3 years ago

Enhancing efficiency of Fe2O3 for robust and proficient solar water splitting using a highly dispersed bioinspired catalyst

Enhancing efficiency of Fe2O3 for robust and proficient solar water splitting using a highly dispersed bioinspired catalyst
Fe2O3 is known to offer an encouraging approach to sustainable solar energy harvesting. However, fast charge recombination caused by short diffusion length and inefficient charge separation after photon absorption restrict its wide application.

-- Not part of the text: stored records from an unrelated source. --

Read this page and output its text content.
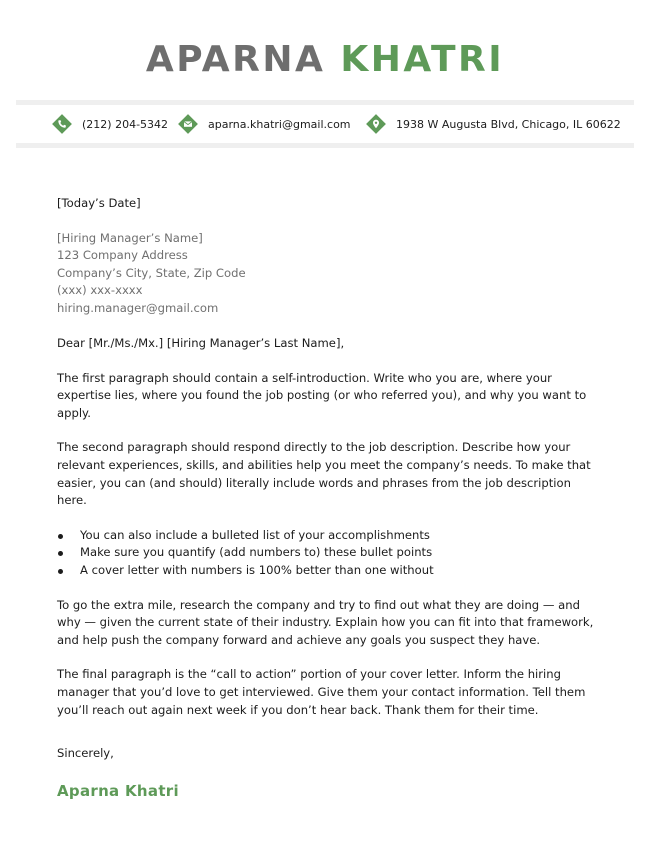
APARNA KHATRI
(212) 204-5342	aparna.khatri@gmail.com	1938 W Augusta Blvd, Chicago, IL 60622

[Today’s Date]

[Hiring Manager’s Name]
123 Company Address
Company’s City, State, Zip Code
(xxx) xxx-xxxx
hiring.manager@gmail.com

Dear [Mr./Ms./Mx.] [Hiring Manager’s Last Name],

The first paragraph should contain a self-introduction. Write who you are, where your expertise lies, where you found the job posting (or who referred you), and why you want to apply.

The second paragraph should respond directly to the job description. Describe how your relevant experiences, skills, and abilities help you meet the company’s needs. To make that easier, you can (and should) literally include words and phrases from the job description here.

You can also include a bulleted list of your accomplishments
Make sure you quantify (add numbers to) these bullet points
A cover letter with numbers is 100% better than one without

To go the extra mile, research the company and try to find out what they are doing — and why — given the current state of their industry. Explain how you can fit into that framework, and help push the company forward and achieve any goals you suspect they have.

The final paragraph is the “call to action” portion of your cover letter. Inform the hiring manager that you’d love to get interviewed. Give them your contact information. Tell them you’ll reach out again next week if you don’t hear back. Thank them for their time.

Sincerely,

Aparna Khatri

In our present work, attempts have been made to enhance the efficiency of Fe2O3 thin films by combatting the aforesaid problems by initially doping the samples with titanium, followed by fabrication of an efficient and robust cobalt acetate (Co-Ac) water oxidation catalyst. FE-SEM, EDAX, AFM, and Raman analysis for modified photoelectrodeposited catalyst samples, along with comparative electrochemical and photoelectrochemical studies (Nyquist studies, Tafel plots, V oc decay rate), were conducted in two different pH media (phosphate buffer, pH 8 and pH 12.5) to highlight the enhanced efficiency of the thus prepared modified photoanodes. Modified photoanode (Co-Ac/Ti–Fe2O3) systems yielded higher photocurrent density than pristine samples (Ti–Fe2O3). Photocurrent densities under one sun illumination were found to be up to 225% higher in pH 12.5 and about 190.5% higher in pH 8 buffering medium than pristine doped samples at 0.85V/SCE. Maximum photocatalytic activity is observed for 40 cycles of deposition of the catalyst, which is due to the extended lifetime of charge carriers of the photoelectrode, which has been experimentally verified by carrier lifetime estimation (with respect to V oc decay) in addition to minimum charge transfer resistance. Enhanced efficiency has been reported in terms of applied bias photon to current efficiency (ABPE), incident photon to current efficiency (IPCE), and Faradaic efficiency, along with turnover frequency, to support the high photocatalytic competence of the modified photoanode system for efficient water splitting and hydrogen generation.